Estos factores se retroalimentan: un ecosistema degradado es más vulnerable al cambio climático y facilita la expansión de especies invasoras, que desplazan a las autóctonas.
Consecuencias ecológicas
La desaparición de insectos afecta directamente a la polinización y al control natural de plagas, pilares de la cadena alimenticia. Ejemplos como la disminución de abejorros muestran cómo la reducción de polinizadores impacta en las plantas y, en consecuencia, en aves, reptiles y mamíferos.
En última instancia, menos insectos significa ecosistemas menos resilientes y mayor riesgo de colapso ambiental.

Propuestas de solución
El editorial, elaborado junto a la bióloga Nadja Simons y el profesor de entomología forestal Martin Gossner, plantea medidas urgentes:
- Monitoreo estandarizado: crear sistemas globales para medir la diversidad de insectos, especialmente en regiones poco estudiadas.

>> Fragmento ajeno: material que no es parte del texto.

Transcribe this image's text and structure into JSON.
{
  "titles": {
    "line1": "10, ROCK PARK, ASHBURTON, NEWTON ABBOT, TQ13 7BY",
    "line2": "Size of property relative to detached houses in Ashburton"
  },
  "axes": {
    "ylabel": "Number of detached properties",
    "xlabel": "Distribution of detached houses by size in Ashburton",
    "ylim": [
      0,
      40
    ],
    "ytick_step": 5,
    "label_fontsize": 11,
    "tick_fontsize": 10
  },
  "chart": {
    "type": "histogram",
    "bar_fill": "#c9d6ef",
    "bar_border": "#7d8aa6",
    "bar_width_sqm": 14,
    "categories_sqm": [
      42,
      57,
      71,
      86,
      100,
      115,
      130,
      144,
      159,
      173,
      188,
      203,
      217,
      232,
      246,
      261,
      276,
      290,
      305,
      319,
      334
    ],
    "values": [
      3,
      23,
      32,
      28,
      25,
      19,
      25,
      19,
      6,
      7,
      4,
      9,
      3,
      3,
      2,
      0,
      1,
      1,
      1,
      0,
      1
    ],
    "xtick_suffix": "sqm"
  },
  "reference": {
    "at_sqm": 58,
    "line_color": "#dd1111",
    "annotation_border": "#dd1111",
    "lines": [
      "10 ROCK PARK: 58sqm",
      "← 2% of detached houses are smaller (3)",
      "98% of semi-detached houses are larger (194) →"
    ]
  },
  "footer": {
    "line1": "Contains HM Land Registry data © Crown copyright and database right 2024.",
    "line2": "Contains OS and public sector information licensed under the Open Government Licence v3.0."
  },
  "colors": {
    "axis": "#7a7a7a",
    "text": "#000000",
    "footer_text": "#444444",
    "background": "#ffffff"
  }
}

- Red de reservas interconectadas: permitir que las especies migren hacia hábitats más adecuados frente al cambio climático.
- Control de especies invasoras: frenar su expansión mediante regulaciones más estrictas en comercio y turismo.
Un llamado urgente
Los expertos insisten en que la crisis de los insectos es tan grave como la deforestación o el cambio climático, pero recibe menos atención mediática. La pérdida de estos pequeños animales implica la desaparición de funciones ecológicas esenciales que sostienen la vida en el planeta.
La ciencia advierte que estamos frente a un colapso global de insectos que amenaza la biodiversidad y la seguridad alimentaria. La solución requiere cooperación internacional, políticas ambientales más estrictas y un cambio de paradigma en el uso de la tierra. Actuar ahora es crucial para evitar que esta crisis silenciosa se convierta en irreversible.